The use of body cameras to minimize the lack of police accountability when arrests turn fatal is something many saw as a necessity, but a recent officer-involved killing in Chicago has the community in an uproar yet again after the cameras were prevented from serving their primary purpose.
Protestors took to the streets of Chicago over the weekend after police body cam footage released to the public conveniently failed at the moment officers fatally shot 18-year-old Paul O’Neal, who was unarmed, last month. While footage released to the public from nine body cameras recorded the moments immediately before and after police officers gunned down O’Neal, the recording then cuts out and picks back up as the officers are standing over O’Neal’s body and yelling for him to put his hands behind his back.

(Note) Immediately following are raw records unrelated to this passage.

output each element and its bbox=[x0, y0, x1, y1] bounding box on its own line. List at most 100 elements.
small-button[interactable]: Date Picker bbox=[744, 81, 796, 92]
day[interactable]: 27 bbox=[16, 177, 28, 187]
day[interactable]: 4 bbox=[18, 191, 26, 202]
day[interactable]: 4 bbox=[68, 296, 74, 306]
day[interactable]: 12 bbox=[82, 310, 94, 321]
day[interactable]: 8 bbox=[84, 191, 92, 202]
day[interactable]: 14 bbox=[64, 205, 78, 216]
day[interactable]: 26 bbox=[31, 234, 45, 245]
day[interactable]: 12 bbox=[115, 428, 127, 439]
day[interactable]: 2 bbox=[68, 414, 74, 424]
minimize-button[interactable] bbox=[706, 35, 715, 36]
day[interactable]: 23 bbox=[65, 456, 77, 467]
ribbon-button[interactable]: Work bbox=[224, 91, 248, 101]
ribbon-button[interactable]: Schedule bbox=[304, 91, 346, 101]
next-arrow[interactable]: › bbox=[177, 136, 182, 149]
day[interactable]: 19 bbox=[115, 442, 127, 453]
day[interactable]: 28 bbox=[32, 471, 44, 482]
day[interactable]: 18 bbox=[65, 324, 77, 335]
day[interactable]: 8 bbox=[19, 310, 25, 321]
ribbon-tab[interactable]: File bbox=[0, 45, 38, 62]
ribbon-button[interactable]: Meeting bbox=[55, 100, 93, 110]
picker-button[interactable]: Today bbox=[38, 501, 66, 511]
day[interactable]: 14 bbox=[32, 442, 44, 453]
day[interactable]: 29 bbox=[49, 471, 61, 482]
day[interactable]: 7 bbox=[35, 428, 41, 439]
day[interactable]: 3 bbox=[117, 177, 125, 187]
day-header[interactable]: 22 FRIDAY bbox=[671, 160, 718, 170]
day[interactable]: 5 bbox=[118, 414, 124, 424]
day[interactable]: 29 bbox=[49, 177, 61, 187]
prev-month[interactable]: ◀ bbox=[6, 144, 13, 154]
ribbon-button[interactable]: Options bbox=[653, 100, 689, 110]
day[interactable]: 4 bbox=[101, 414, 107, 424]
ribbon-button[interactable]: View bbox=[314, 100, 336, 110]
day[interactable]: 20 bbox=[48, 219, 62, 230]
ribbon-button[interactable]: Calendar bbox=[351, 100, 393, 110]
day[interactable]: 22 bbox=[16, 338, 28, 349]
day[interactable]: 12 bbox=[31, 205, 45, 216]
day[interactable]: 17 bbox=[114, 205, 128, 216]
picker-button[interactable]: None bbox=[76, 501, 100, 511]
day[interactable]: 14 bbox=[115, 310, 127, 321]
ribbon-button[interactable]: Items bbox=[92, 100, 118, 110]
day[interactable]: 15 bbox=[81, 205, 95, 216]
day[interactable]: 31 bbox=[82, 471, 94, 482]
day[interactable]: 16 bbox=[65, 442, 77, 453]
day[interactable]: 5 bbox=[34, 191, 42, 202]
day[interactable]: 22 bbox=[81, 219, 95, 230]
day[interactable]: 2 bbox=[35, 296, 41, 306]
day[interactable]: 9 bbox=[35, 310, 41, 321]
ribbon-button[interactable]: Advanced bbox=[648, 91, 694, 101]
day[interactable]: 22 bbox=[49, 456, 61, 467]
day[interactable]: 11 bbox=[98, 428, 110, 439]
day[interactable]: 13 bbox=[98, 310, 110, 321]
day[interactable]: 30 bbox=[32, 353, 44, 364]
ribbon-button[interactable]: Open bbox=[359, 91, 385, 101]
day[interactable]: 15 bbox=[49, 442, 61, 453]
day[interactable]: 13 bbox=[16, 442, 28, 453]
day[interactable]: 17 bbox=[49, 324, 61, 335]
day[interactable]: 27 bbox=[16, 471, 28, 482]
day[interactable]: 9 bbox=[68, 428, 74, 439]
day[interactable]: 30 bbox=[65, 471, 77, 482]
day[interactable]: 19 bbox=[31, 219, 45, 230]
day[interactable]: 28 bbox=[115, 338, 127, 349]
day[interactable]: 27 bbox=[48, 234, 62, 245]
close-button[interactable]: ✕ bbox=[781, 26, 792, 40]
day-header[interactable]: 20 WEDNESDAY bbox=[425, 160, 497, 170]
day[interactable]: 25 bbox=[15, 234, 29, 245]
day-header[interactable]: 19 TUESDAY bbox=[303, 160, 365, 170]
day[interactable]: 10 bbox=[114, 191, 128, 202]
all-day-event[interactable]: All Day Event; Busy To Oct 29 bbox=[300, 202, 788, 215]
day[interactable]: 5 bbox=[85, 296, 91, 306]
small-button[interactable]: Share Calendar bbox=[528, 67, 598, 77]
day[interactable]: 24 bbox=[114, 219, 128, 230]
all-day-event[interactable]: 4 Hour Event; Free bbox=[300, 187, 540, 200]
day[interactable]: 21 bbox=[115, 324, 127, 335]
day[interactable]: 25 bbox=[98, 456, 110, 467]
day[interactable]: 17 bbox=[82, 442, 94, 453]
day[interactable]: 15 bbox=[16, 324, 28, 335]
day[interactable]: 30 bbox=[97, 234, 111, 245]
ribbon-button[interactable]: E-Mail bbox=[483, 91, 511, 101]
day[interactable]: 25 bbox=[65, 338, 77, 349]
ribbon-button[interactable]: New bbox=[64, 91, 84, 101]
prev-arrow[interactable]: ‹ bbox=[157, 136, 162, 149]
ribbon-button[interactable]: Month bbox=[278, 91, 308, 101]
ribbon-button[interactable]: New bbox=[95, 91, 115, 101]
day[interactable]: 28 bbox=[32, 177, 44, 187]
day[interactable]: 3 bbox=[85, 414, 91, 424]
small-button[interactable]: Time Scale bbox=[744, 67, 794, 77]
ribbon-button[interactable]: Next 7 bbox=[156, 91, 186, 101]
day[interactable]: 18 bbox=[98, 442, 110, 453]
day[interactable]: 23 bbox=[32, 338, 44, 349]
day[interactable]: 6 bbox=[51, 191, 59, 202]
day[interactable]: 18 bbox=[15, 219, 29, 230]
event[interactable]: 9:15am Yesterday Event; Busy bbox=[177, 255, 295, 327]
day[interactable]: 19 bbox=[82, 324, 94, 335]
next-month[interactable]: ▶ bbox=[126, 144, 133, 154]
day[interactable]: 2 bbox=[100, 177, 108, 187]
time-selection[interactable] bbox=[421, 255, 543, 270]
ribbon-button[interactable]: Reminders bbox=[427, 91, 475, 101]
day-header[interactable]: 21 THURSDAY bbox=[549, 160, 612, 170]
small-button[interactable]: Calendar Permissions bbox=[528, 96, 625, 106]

The earlier moments in the footage show officers chasing after a Jaguar that they believed to have been stolen by O’Neal before one officer opened fire on the car after claiming O’Neal tried to run over one of the other officers present. O’Neal is then seen fleeing from the car as police chase him into a nearby backyard with guns pointed as they run. The footage then suddenly shows a group of officers standing over O’Neal as he’s down on the ground and bleeding profusely. He was prounonced dead from a gunshot wound to the back at Northwestern Memorial Hospital shortly after the shooting.
Local activists and many who have seen the video footage are finding it rightfully suspicious that the actual shooting wasn’t captured by the body cameras, suggesting that the officer who shot O’Neal turned his camera off at the time of the shooting. The Chicago PD has offered little explanation for the missing footage, with a department spokesperson saying that the camera may have been damaged when the stolen car crashed into the police cruiser. Superintendent Eddie Johnson blamed the questionable mishap on the fact that the officers had only been using the body cams for a one week prior to the fatal shooting of O’Neal. “They had had those cameras maybe about a week. … There’s going to be a learning curve,” Johnson said during a press conference last week.
The officers involved in the shooting have reportedly been “releieved of their police duties” as the investigation into O’Neal’s death continues.